En suite des analyses comptables que la société 3A a successivement soumises à l'expert [Y] pour appréhender le ratio de l'effort commercial qu'elle a dû consentir pour conserver ses clients, la cour suivra l'expert en ce qu'il a retenu un ratio de 11,20 % sur le chiffre d'affaires. La cour suivra aussi l'expert en ce qu'il a écarté l'application de ce ratio à l'assiette du chiffre d'affaires réalisé avec les clients perdus, en particulier les clients Aid Pack, Crown, Isoband et La Redoute, et dont l'indemnisation ne peut se cumuler avec celle retenue ci-dessus. L'avis de l'expert excluant de cette assiette le chiffre d'affaires réalisé sur la production de 'mailbag' sera aussi retenu, alors que celle-ci n'entre pas dans la relation directe avec les défauts des autres produits, et que la preuve d'un effort prix extérieure à l'analyse des résultats de 2005 n'est pas offerte. En revanche, l'avis de l'expert d'écarter l'effort consenti sur le plus important client Raja au motif que le chiffre d'affaires avec celui-ci était en augmentation ne sera pas suivi, alors que la conservation de ce client compte tenu de son poids dans l'activité de l'entreprise était déterminant dans la poursuite de celle-ci, et que d'autre part, la société 3A justifie de la diminution du prix de la pochette référencée RLT 05, impression neutre, passé de 26,21 euros HT en janvier 2005 au prix de 24,90 euros HT facturé le 7 mars 2005.
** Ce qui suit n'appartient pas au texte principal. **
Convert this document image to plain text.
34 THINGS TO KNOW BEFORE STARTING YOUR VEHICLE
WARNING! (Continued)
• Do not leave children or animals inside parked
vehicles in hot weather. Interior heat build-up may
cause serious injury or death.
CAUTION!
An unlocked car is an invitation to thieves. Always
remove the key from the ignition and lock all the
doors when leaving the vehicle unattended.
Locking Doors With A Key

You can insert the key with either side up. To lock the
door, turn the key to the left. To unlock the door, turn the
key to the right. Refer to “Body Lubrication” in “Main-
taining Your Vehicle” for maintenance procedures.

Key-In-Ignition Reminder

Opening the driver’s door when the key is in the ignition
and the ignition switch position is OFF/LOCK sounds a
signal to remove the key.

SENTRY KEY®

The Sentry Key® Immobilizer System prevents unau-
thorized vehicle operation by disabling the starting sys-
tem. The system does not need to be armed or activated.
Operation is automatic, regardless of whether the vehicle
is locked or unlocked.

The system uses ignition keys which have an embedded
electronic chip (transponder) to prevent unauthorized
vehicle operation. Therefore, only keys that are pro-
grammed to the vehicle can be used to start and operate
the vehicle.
En conséquence, et sur la base des chiffres d'affaires justifiés par la société 3A (pièces n°220), il convient de condamner la société Bostik à payer pour ce préjudice la somme de 168 701,36 euros (résultant du ratio de 11,20 % appliqué à la somme des chiffres d'affaires réalisés avec les clients de pochettes adhésives hors clients perdus d'après le tableau récapitulatif page 40 des conclusions du liquidateur).

1.7. quant à la perte de matières premières

Le tribunal a rejeté la demande de la société 3A d'indemnisation du coût d'achat de matière première reconditionnée, notamment en film et en papier, qu'elle a dû exposer pour 27 914 euros afin de substituer les pochettes, dans l'urgence, à celles qui étaient atteintes de la colle défectueuse.

Le tribunal sera confirmé de ce chef, alors que la société 3A n'établit pas que ce coût est distinctement entraîné de celui exposé pour la refabrication des produits et dûment réparé à hauteur de 118 669 euros.

1.8. quant aux frais inhérents à la procédure collective

Le tribunal a écarté à tort cette demande après l'avoir discutée dans l'appréciation du lien de causalité entre le sinistre et la liquidation de la société 3A, alors qu'il s'agit d'une charge qui a pesé sur ses comptes dès la dénonciation judiciaire du sinistre jusqu'au moment qui a précédé sa liquidation.

A ce stade de la discussion, il est incontestable que ces frais ont été exposés en suite des procédures que la société 3A a dû engager en raison du refus de la société Bostik de la dédommager et de la nécessité qu'elle a aussi provoquée d'ouvrir la procédure collective, et pour la société 3A de contribuer au financement de celle-ci.

La société Bostic sera en conséquence condamnée à payer la valeur de 101 861 euros retenue par l'expert et réclamée par la société 3A.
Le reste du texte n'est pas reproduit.